DÜSSELDORF Jedermann in der Kaiserpfalz
Kulturell liegt in Düsseldorf einiges im Argen. Dabei wäre das Potenzial vorhanden: Ideen, helle Köpfe und Kulissen, daran hapert es nicht. Nur am wahren Willen der Stadt?
Gerade in Salzburg gewesen. Wegen der Festspiele. „Jedermann“gesehen, klar – mit Tobias Moretti in der Hauptrolle und seiner Buhlschaft Stephanie Reinsperger. Ein großer Abend, auch wenn die Feuilletonisten von FAZ und SZ das anders sehen. Die Stadt ist bis Ende August noch lebendiger als sonst.
Schnell tauchte die Frage auf: Wieso kriegt Düsseldorf so was nicht hin? Liegt es am kulturfernen Oberbürgermeister, der für seine wenig kompetenten Aussagen zur Zukunft des Schauspielhauses gerade eine „silberne Zitrone“erhielt? Sicher nicht nur, sein Vorgänger war da nicht besser – aber Thomas Geisel könnte natürlich, wenn es ihn denn interessierte, mal über ein wirklich nachhaltiges Event nachdenken und, empfohlen (falls er das zulässt) von externen Fachleuten, auf den Weg bringen.
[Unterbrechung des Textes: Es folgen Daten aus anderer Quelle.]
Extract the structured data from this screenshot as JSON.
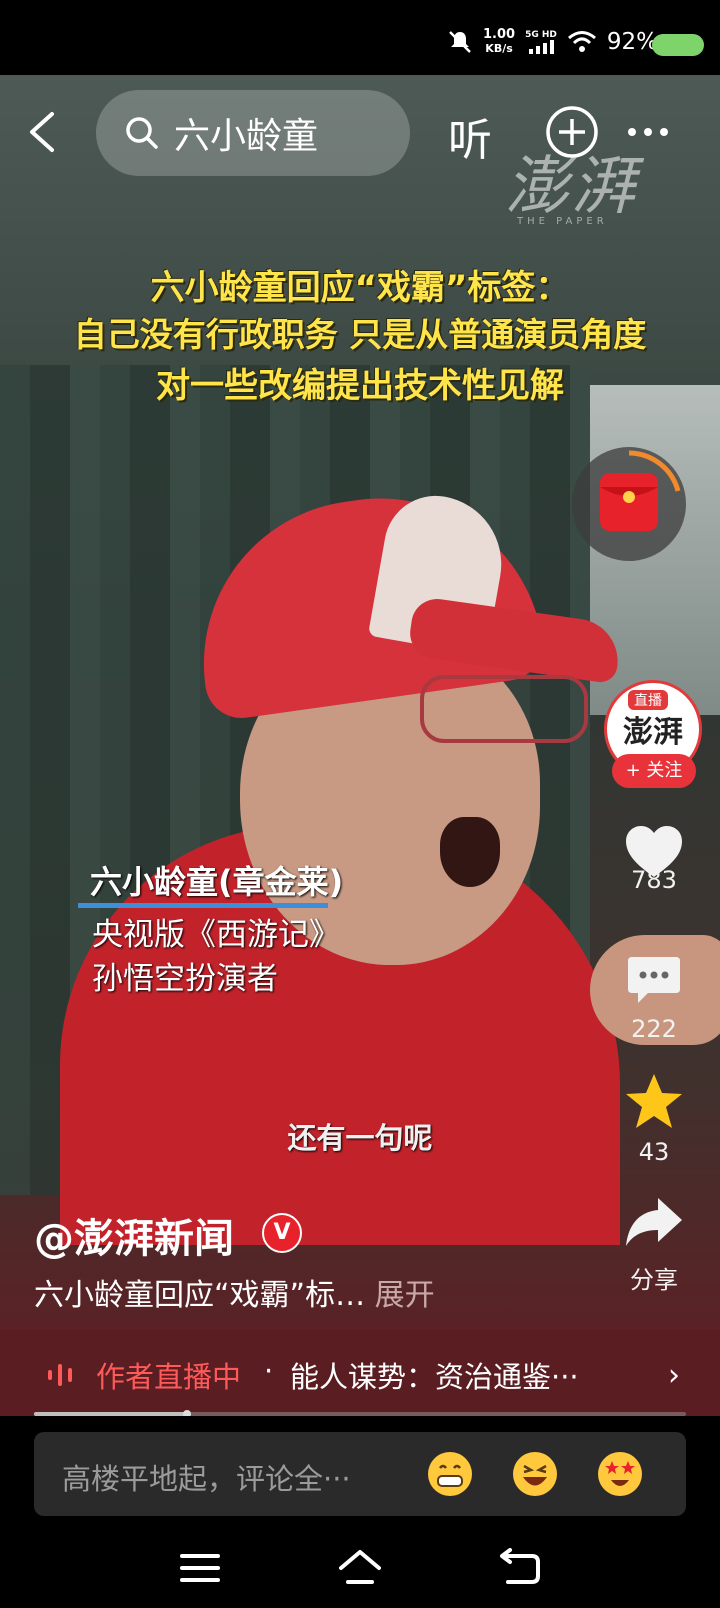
{
  "status_bar": {
    "net_speed_value": "1.00",
    "net_speed_unit": "KB/s",
    "network": "5G HD",
    "battery_pct": "92%",
    "colors": {
      "battery": "#7ed36a"
    }
  },
  "top_bar": {
    "search_query": "六小龄童",
    "listen_label": "听"
  },
  "video": {
    "watermark": "澎湃",
    "watermark_sub": "THE PAPER",
    "headline_lines": [
      "六小龄童回应“戏霸”标签：",
      "自己没有行政职务 只是从普通演员角度",
      "对一些改编提出技术性见解"
    ],
    "caption_name": "六小龄童(章金莱)",
    "caption_sub_1": "央视版《西游记》",
    "caption_sub_2": "孙悟空扮演者",
    "subtitle": "还有一句呢"
  },
  "side_actions": {
    "live_badge": "直播",
    "avatar_text": "澎湃",
    "follow_label": "+ 关注",
    "likes": "783",
    "comments": "222",
    "favorites": "43",
    "share_label": "分享",
    "icons": [
      "heart-icon",
      "comment-icon",
      "star-icon",
      "share-icon"
    ]
  },
  "post": {
    "author": "@澎湃新闻",
    "verified_mark": "V",
    "description": "六小龄童回应“戏霸”标…",
    "expand_label": "展开"
  },
  "live_bar": {
    "status": "作者直播中",
    "separator": "·",
    "topic": "能人谋势：资治通鉴···",
    "chevron": "›"
  },
  "playback": {
    "progress": 0.235
  },
  "comment_bar": {
    "placeholder": "高楼平地起，评论全···",
    "emojis": [
      "grin-emoji",
      "laugh-emoji",
      "star-eyes-emoji"
    ]
  },
  "nav_bar": {
    "icons": [
      "menu-icon",
      "home-icon",
      "back-icon"
    ]
  }
}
Statt Millionen zu verballern für ein törichtes Ding wie den Start der Tour de France (Man erinnert sich? Ein paar Wochen her!) wäre das gut angelegtes Geld. Ein DüsseldorfFestival gibt es bereits, das jedoch von Jahr zu Jahr um seine Existenz kämpft, womöglich auch wegen eines meist sehr speziellen Pro- gramms, das wirklich breites (und wirtschaftlich nötiges) Interesse kaum erreicht. Aber es könnte immerhin eine Basis sein.
Als das Kom(m)ödchen neulich seinen 70. Geburtstag feierte, da zeigte die Crew um Kay Lorentz und Christian Ehring, wie man mit leichter Hand Kultur zelebriert. Sönke Wortmann lockt derzeit im provisorischen Theater am Hauptbahnhof mit einem lebensnahen „Willkommen“auf die Bühne, die Tonhalle zeigt immer wieder große Ideen bei neuen Wegen, um klassische Musik zu präsentieren. Wir haben kleine Bühnen, eine rege Kulturszene in einigen Stadtteilen. René Heinersdorff macht nicht nur Theater an der Kö, Nemo ist ein großartiger Pantomime, und im Karneval gibt es tatsächlich immer mehr Leute, die wirklich Humor haben und pfiffige Visionen. Wir hätten Kulissen wie den Kö-Graben und Schloss Benrath, Burgplatz oder die Mauern der Kaiserpfalz. Mit anderen Worten: Das Potenzial wäre da, einmal im Jahr (oder wie oft auch immer) ein Kulturkonzentrat zu schaffen, das viele Menschen anlockt.
Salzburg macht es vor mit einem Buffet voller Leckereien für Augen und Ohren. Klassik vom Feinsten und von hohem Anspruch, aber auch populäre Stücke wie Aida (die Oper, nicht das Kreuzfahrtschiff!), der Jedermann, Mozart allenthalben und einiges für Kinder – man will möglichst viele locken, ganz klar. Und es klappt.
Auf die Idee, ein der Stadt wesensfremdes Sportspektakel zu kaufen, käme keiner. Aber man rennt ja auch nicht einem verstaubten und längst überholten Etikett wie „Sportstadt“hinterher.